The Future of Cloud

Discover what the latest developments in Cloud infrastructure mean for the future of IT Solutions

The current human relationship with technology is symbiotic. We interact with technology, applications, and data at every single level, regardless of when at home, in the car, going out for a walk, and even sleeping. Each of us naturally use 100’s of Cloud applications without even being aware of it. Even our own identity has moved away from bricks and mortar to our mobile devices.

When we bring this back to business and consider the IT that is needed in the workplace, this presents a real challenge to the IT teams responsible to meet those needs. The technology arms race to maintain pace and gain competitive advantage in business, whilst reducing costs, maintaining a secure posture, and staying on the right side of regulatory requirements is increasingly driving a requirement to evolve at pace.

Currently, it is reasonable to say that most businesses have a hybrid strategy to meet current applications and data requirements. Perpetual software licensing deployment still dominates over SaaS, which means that overall, the IT requirements are met through a combination of in-house solutions, Data Centre hosted, Cloud Infrastructure and PaaS solutions, and SaaS. However, this is unlikely to meet future IT needs.

For IT to maintain pace, as it continues to be a natural extension of the user and the business, requires a faster route to maintain pace, while maintaining security and compliance. Simplistically, one could say that the route for business is to move to SaaS. However, this has many challenges. While SaaS applications have their place for end user needs, SaaS on its own is unlikely to meet every need of the business.

How data is processed in every business is different, and there is not a SaaS application to meet every single business need.

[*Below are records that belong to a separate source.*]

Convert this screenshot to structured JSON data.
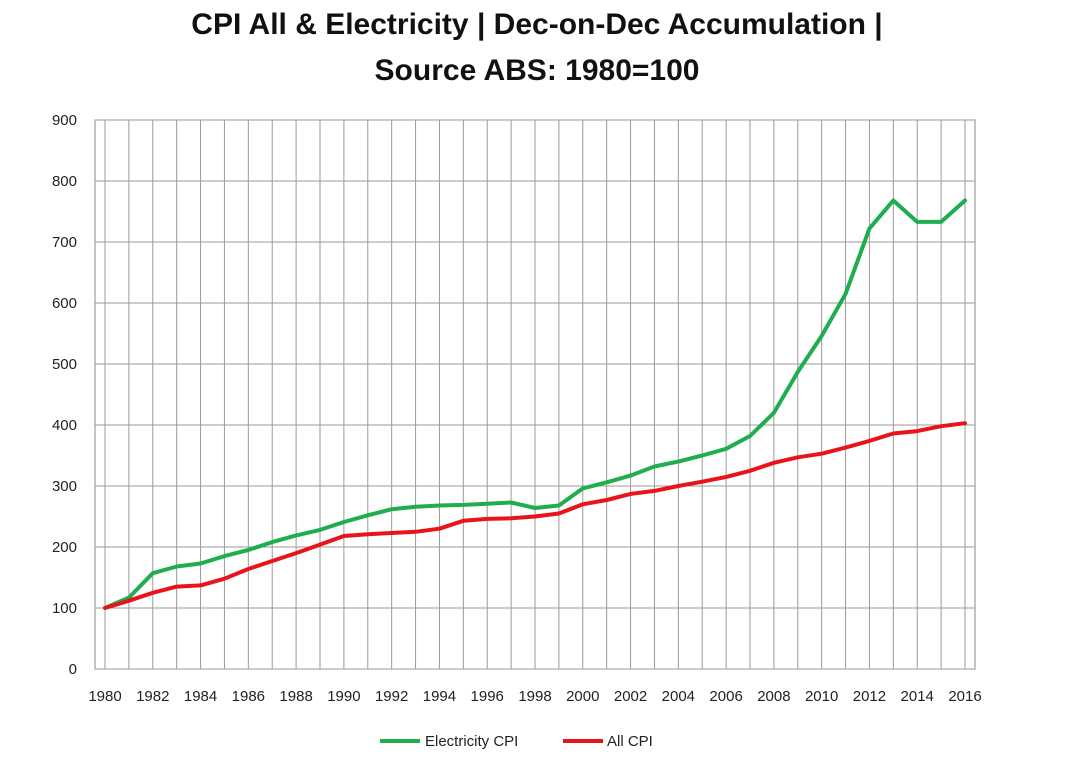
{
  "chart_data": {
    "type": "line",
    "title_lines": [
      "CPI All & Electricity | Dec-on-Dec Accumulation |",
      "Source ABS: 1980=100"
    ],
    "xlabel": "",
    "ylabel": "",
    "ylim": [
      0,
      900
    ],
    "yticks": [
      0,
      100,
      200,
      300,
      400,
      500,
      600,
      700,
      800,
      900
    ],
    "xlim": [
      1980,
      2016
    ],
    "xticks": [
      1980,
      1982,
      1984,
      1986,
      1988,
      1990,
      1992,
      1994,
      1996,
      1998,
      2000,
      2002,
      2004,
      2006,
      2008,
      2010,
      2012,
      2014,
      2016
    ],
    "grid": true,
    "legend_position": "bottom",
    "x": [
      1980,
      1981,
      1982,
      1983,
      1984,
      1985,
      1986,
      1987,
      1988,
      1989,
      1990,
      1991,
      1992,
      1993,
      1994,
      1995,
      1996,
      1997,
      1998,
      1999,
      2000,
      2001,
      2002,
      2003,
      2004,
      2005,
      2006,
      2007,
      2008,
      2009,
      2010,
      2011,
      2012,
      2013,
      2014,
      2015,
      2016
    ],
    "series": [
      {
        "name": "Electricity CPI",
        "color": "#1fad4e",
        "values": [
          100,
          117,
          157,
          168,
          173,
          185,
          195,
          208,
          219,
          228,
          241,
          252,
          262,
          266,
          268,
          269,
          271,
          273,
          264,
          268,
          296,
          306,
          317,
          332,
          340,
          350,
          361,
          382,
          420,
          487,
          546,
          615,
          722,
          768,
          733,
          733,
          768
        ]
      },
      {
        "name": "All CPI",
        "color": "#e8141b",
        "values": [
          100,
          112,
          125,
          135,
          137,
          148,
          164,
          177,
          190,
          204,
          218,
          221,
          223,
          225,
          230,
          243,
          246,
          247,
          250,
          255,
          270,
          277,
          287,
          292,
          300,
          307,
          315,
          325,
          338,
          347,
          353,
          363,
          374,
          386,
          390,
          398,
          403
        ]
      }
    ]
  }
}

Therefore, unless businesses have an abundance of software developers, or have such a USP that there is very little competition, then the natural route forward is to move towards a paradigm which allows IT solutions to be evolved at speed, while meeting UX, security and compliance needs.

We then have a further challenge, in that there are always IT solutions which are so bespoke, or unique to the business, that there is no way of taking a forward-thinking strategy beyond the capability of extending API’s for those solutions.

The natural evolution to Cloud solutions would therefore be one which enables the business to evolve safely, securely, within boundaries of regulatory requirements, and within the capabilities and budgets of the business.

For smaller businesses without IT teams, the future is always SaaS. Let’s not forget that even your local copy of Windows 10 is actually a SaaS service, while it is rarely considered as such as the running components exist locally on your machine. The same can be said of mobile operating system software.

For larger businesses that have either the budget, or the skills to have IT teams to execute a strategy, this will no doubt move towards a very hybrid strategy. The journey from the locally deployed IT will make way for Cloud Infrastructure, to release burden on managing local IT. SaaS solutions will replace the current perpetual licencing and support solutions over time where practicable, where bespoke beyond boundaries of the application is not to much of a compromise.

Finally, those IT solution requirements to drive a unique USP within a business will naturally gravitate towards PaaS, as this is the quickest way with the least supplemental development time to create an IT solution which meets UX and UI requirements in the most cost-effective way.

While the Cloud centric evolution of IT is inevitable, the back-office Cloud UX and UI has not kept up. What this does mean is that expertise will be critical to develop, maintain and evolve those solutions to meet business needs.